Other programs, from medical research to the arts, would also lose a significant chunk — if not all — of their federal funding. The budget proposal eliminates funding for the National Endowment for the Arts, Corporation for Public Broadcasting, the Institute of Museum and Library Services, legal aid for the poor and low-income heating assistance, among other services.

While such a move is in line with what conservative lawmakers have been pressing for as a way to rein in the deficit and overhaul spending, other proposals in the document are certain to find push back, particularly from Democrats.

“Once again the Trump administration is showing its true colors: talk like a populist but govern like a special interests zealot,” Senate Minority Leader Chuck Schumer, D-N.Y, said in a statement, adding, “The very programs that most help the middle class are those that get clobbered the hardest: investments in infrastructure, education, scientific research that leads to cures for diseases all take big hits.”

Trump’s proposed budget would not take effect until the new fiscal year in October, but Democrats this week have already threatened to stage a government shutdown if a border wall and other far-right policy proposals are included in the document.
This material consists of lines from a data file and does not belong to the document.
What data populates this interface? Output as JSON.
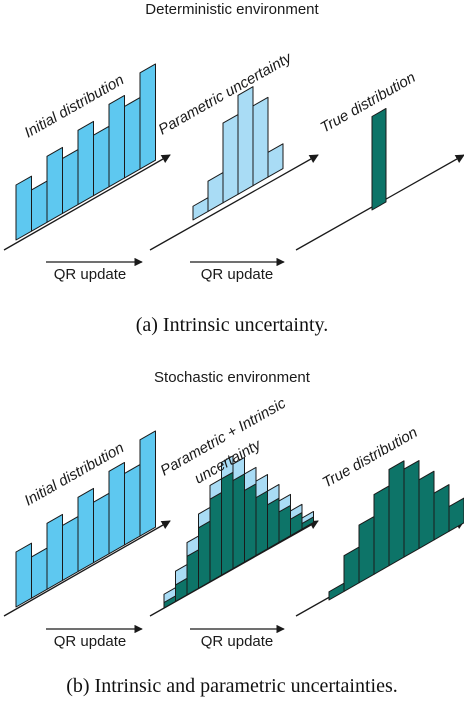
{
  "colors": {
    "light": "#5ec8f0",
    "pale": "#a9dcf5",
    "teal": "#0d7468",
    "ink": "#1a1a1a",
    "background": "#ffffff"
  },
  "panel_a": {
    "title": "Deterministic environment",
    "stage1_label": "Initial distribution",
    "stage2_label": "Parametric uncertainty",
    "stage3_label": "True distribution",
    "update_label_1": "QR update",
    "update_label_2": "QR update",
    "caption": "(a) Intrinsic uncertainty.",
    "stage1_bars": [
      1.0,
      0.75,
      1.2,
      1.0,
      1.35,
      1.1,
      1.5,
      1.3,
      1.75
    ],
    "stage2_bars": [
      0.25,
      0.55,
      1.45,
      1.8,
      1.45,
      0.45
    ],
    "stage3_bars": [
      1.7
    ]
  },
  "panel_b": {
    "title": "Stochastic environment",
    "stage1_label": "Initial distribution",
    "stage2_label_line1": "Parametric + Intrinsic",
    "stage2_label_line2": "uncertainty",
    "stage3_label": "True distribution",
    "update_label_1": "QR update",
    "update_label_2": "QR update",
    "caption": "(b) Intrinsic and parametric uncertainties.",
    "stage1_bars": [
      1.0,
      0.75,
      1.2,
      1.0,
      1.35,
      1.1,
      1.5,
      1.3,
      1.75
    ],
    "stage2_bars_outer": [
      0.25,
      0.55,
      0.95,
      1.35,
      1.75,
      2.05,
      1.9,
      1.6,
      1.35,
      1.05,
      0.75,
      0.45,
      0.2
    ],
    "stage2_bars_inner": [
      0.1,
      0.3,
      0.7,
      1.1,
      1.5,
      1.75,
      1.6,
      1.3,
      1.05,
      0.8,
      0.55,
      0.3,
      0.1
    ],
    "stage3_bars": [
      0.15,
      0.65,
      1.05,
      1.45,
      1.75,
      1.6,
      1.25,
      0.85,
      0.45,
      0.15
    ]
  }
}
This budget does not account for taxes and entitlement programs, which will be addressed in a broader budget due in the spring.

Office of Management and Budget Director Mick Mulvaney on Wednesday warned in a preview that the cuts would feature a “hard-power budget.”

Trump touted the proposed cuts at a rally Wednesday in Nashville, Tennessee, saying his budget “will shrink the bloated federal bureaucracy — and I mean bloated.”

The hit to the State Department budget has spurred critics who say it’s another example of the diplomatic agency being sidelined in a Trump administration. Still, Mulvaney said he believes the “core diplomatic function” of the department remains intact.

House Speaker Paul Ryan said he welcomed Trump’s budget after the past eight years under President Barack Obama.

“We are determined to work with the administration to shrink the size of government, grow our economy, secure our borders, and ensure our troops have the tools necessary to complete their missions,” Ryan said in a statement.